Great Eagle’s redevelopment proposal is currently under appeal before Ontario’s Local Planning Appeal Tribunal (LPAT). Unite Here Local 75 recently received party status before the Local Planning Appeal Tribunal.
The Chelsea Hotel is the largest hotel in Canada offering 1,590 rooms for visitors to Toronto. In 2015, an application was filed by Great Eagle Hotels (Canada) Ltd. to change the zoning of the Chelsea Hotel site to permit a mixed-use redevelopment consisting primarily of residential condominium units.
In May 2018 Great Eagle reached a settlement with the City of Toronto. As part of this settlement, the redevelopment will be required to include a new hotel containing a minimum of only 400 hotel rooms. The union says this would represent a loss of nearly 1,200 hotel rooms in the heart of Toronto’s downtown.
An LPAT hearing on the merits of the proposed redevelopment is scheduled to start Oct.1. Unite Here Local 75 says it intends to challenge the settlement reached between Great Eagle and the City of Toronto.

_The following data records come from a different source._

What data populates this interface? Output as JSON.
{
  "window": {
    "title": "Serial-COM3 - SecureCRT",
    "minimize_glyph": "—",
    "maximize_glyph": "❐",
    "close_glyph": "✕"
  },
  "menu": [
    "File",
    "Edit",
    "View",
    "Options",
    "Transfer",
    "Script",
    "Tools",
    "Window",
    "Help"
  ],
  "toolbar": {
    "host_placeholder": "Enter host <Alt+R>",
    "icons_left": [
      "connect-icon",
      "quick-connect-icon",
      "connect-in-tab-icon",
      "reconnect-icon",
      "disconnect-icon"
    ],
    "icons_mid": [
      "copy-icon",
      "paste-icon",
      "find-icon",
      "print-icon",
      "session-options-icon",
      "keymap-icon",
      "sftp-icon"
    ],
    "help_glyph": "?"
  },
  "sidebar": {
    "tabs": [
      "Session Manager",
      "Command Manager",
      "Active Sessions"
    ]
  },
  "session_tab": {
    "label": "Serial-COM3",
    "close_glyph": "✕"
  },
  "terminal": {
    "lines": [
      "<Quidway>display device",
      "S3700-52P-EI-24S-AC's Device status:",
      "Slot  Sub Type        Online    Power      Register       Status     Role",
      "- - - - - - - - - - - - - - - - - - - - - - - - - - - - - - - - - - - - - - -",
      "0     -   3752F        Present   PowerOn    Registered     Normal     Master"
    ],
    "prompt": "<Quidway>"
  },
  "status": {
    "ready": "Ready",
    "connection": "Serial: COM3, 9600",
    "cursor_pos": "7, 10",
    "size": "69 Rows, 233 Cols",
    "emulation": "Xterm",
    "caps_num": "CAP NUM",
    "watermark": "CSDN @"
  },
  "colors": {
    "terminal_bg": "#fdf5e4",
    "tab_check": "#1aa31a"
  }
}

Unite Here Local 75 says it engaged urbanMetrics Inc. to conduct an independent analysis of the travel and accommodation industry within the city. Not surprisingly, the urbanMetrics study found that overnight visitors spend significantly more than same day visitors. In 2016, overnight visitors to the area spent more than $6.4 billion, or 80 per cent, of the $8.0 billion in total visitor spending, almost $1.4 billion of which was spent on accommodation.
In 2016, one in five overnight visitors to the GTA were convention and business visitors and more than 1.4 million convention and business overnight visitors spent over 3.7 million nights in a hotel located in the region.
The study also showed that convention and business visitors spend 1.5 times the average spending per visitor than any other type of visitor. In 2016, convention and business visitors spent $1.92 billion in the region, with 89 per cent of this spending coming from overnight visitors.
In 2016, total visitor spending in the region stimulated ±$6.1 billion in total economic output, supported more than ±77,880 full-time years of employment, generated total labour income of ±$3.7 billion annually, and generated total government revenues of an estimated ±$2.4 billion in total taxes.
“The urbanMetrics’ analysis should serve as a wake-up call for city officials and everyone involved in Toronto’s tourism and hospitality sector, particularly if Toronto is to stay competitive with other major cities in Canada and across North America,” says Nuredin Bulle, Unite Here Local 75.